Robson S C, Kahn D, Gordon P, Jacobs P
University of Cape Town Leukaemia Centre, Medical Research Council, Groote Schuur Hospital.
S Afr J Surg. 1995 Dec;33(4):154-8.
Orthotopic transplantation is the treatment of choice for selected patients with end-stage post-necrotic and cholestatic liver diseases. These individuals typically have disturbed haemostasis, which reflects both impaired hepatic synthesis of clotting factors and disseminated intravascular coagulation compounded by large-volume transfusions of blood products occasionally required during surgery. The latter contribute significantly to the cost of this procedure, but may approximate the cumulative consumption of that required for the support of patients in liver failure. Perspective is provided by prospective analysis of data from the first 10 patients in the current programme. There were striking, if transient, intra-operative changes in standard laboratory parameters of coagulation and fibrinolysis; all patients were readily controlled with replacement therapy administered according to serial haemostatic measurements combined with clinical judgement. In most patients these values had stabilised within 24 hours of surgery. Those with post-necrotic liver cirrhosis had the most marked degrees of hepatic dysfunction, reflected in more profound haemostatic disturbances; these patients required the largest amounts of blood products. Inclusive median costs for the first year were estimated at R35,000 and for the first 5 years at R60,000, with 80% of the patients expected to be alive between 5 and 10 years later and enjoying an excellent quality of life. These figures contrast with those estimated for optimal medical and non-transplant surgical management following variceal bleeding as a major complication of liver disease (R30,000 for the first year and R70,000 at 3 years). In addition, the latter patients would usually be unable to work and have a poor quality of life with minimal likelihood of survival beyond this point. We conclude that with a multidisciplinary approach in an academic centre, surgical replacement of the irreversibly damaged liver in properly selected patients is no more expensive and has a better outcome than acceptable alternative approaches.
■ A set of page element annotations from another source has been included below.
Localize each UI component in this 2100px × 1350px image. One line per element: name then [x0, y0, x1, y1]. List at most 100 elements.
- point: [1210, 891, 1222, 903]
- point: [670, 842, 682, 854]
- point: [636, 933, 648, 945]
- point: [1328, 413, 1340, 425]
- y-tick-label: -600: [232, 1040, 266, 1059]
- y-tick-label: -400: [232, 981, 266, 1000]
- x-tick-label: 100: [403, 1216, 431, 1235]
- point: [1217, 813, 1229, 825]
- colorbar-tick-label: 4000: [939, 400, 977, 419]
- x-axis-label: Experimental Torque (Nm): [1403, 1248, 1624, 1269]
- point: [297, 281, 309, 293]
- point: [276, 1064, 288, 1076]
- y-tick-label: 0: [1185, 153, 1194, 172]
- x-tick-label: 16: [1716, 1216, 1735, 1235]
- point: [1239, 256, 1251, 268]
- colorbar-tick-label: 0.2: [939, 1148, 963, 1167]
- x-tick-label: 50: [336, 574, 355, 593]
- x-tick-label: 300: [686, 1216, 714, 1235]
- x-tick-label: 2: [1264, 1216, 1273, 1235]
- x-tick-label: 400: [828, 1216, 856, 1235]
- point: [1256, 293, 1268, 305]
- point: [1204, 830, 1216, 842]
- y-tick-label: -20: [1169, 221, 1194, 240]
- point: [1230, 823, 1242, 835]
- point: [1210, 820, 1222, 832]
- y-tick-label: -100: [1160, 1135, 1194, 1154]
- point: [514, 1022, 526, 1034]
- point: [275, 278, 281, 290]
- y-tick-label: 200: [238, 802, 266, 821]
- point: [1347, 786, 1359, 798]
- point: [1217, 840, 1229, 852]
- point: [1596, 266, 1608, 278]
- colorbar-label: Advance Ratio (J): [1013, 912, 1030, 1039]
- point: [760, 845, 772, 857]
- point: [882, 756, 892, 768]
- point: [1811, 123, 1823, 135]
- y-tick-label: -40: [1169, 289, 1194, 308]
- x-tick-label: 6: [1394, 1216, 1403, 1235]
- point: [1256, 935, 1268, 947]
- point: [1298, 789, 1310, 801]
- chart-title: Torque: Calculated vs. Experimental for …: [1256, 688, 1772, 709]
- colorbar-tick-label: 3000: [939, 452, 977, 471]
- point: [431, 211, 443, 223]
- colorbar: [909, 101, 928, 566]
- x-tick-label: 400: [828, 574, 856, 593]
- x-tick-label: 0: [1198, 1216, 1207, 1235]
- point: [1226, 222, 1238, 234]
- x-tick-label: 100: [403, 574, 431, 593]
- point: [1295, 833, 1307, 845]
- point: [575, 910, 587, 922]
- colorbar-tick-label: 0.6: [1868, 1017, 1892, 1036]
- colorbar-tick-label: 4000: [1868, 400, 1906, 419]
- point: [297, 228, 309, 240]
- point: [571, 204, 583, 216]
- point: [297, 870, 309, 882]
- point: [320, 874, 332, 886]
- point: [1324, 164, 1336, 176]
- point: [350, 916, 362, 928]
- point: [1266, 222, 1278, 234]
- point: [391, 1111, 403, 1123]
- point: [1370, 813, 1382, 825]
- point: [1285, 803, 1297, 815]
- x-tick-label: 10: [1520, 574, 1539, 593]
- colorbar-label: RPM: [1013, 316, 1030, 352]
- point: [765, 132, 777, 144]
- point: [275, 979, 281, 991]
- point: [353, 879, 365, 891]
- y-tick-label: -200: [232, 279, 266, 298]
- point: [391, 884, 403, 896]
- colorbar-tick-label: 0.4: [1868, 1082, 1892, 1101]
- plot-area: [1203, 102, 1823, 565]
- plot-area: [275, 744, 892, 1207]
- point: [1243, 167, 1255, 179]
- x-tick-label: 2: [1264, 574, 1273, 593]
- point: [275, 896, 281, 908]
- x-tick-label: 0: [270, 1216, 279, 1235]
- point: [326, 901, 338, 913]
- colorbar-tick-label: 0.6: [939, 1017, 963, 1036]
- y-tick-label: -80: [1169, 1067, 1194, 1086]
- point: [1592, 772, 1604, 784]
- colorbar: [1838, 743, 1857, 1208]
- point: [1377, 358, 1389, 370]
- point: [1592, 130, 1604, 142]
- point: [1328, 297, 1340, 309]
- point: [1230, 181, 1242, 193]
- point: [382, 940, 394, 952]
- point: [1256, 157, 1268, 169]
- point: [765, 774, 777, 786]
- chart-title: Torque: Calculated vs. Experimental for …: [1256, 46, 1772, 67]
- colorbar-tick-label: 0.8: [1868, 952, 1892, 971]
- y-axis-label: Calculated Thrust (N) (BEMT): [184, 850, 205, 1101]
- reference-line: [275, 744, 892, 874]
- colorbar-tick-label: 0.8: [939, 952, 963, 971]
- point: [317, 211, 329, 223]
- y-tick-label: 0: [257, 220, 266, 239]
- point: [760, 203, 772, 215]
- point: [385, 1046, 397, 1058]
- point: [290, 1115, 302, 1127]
原位肝移植是某些终末期坏死性和胆汁淤积性肝病患者的首选治疗方法。这些患者通常存在止血功能紊乱,这既反映了肝脏凝血因子合成受损,也反映了手术中偶尔需要大量输注血液制品导致的弥散性血管内凝血。后者显著增加了该手术的成本,但可能与支持肝衰竭患者所需的累计消耗量相近。通过对当前项目中前10例患者的数据进行前瞻性分析,可以提供一些观点。凝血和纤溶的标准实验室参数在术中出现了显著的(尽管是短暂的)变化;所有患者通过根据连续止血测量结果并结合临床判断进行替代治疗,都能得到很好的控制。在大多数患者中,这些值在手术后24小时内就已稳定。坏死性肝硬化患者的肝功能障碍最为明显,表现为更严重的止血紊乱;这些患者需要最多的血液制品。第一年的综合中位数成本估计为35,000兰特,前5年为60,000兰特,预计80%的患者在5至10年后仍存活且生活质量良好。这些数字与作为肝病主要并发症的静脉曲张出血后最佳药物和非移植手术治疗的估计数字形成对比(第一年为30,000兰特,3年时为70,000兰特)。此外,后一组患者通常无法工作,生活质量差,生存超过这一阶段的可能性极小。我们得出结论,在学术中心采用多学科方法,对适当选择的患者进行不可逆受损肝脏的手术替代,并不比可接受的替代方法更昂贵,而且效果更好。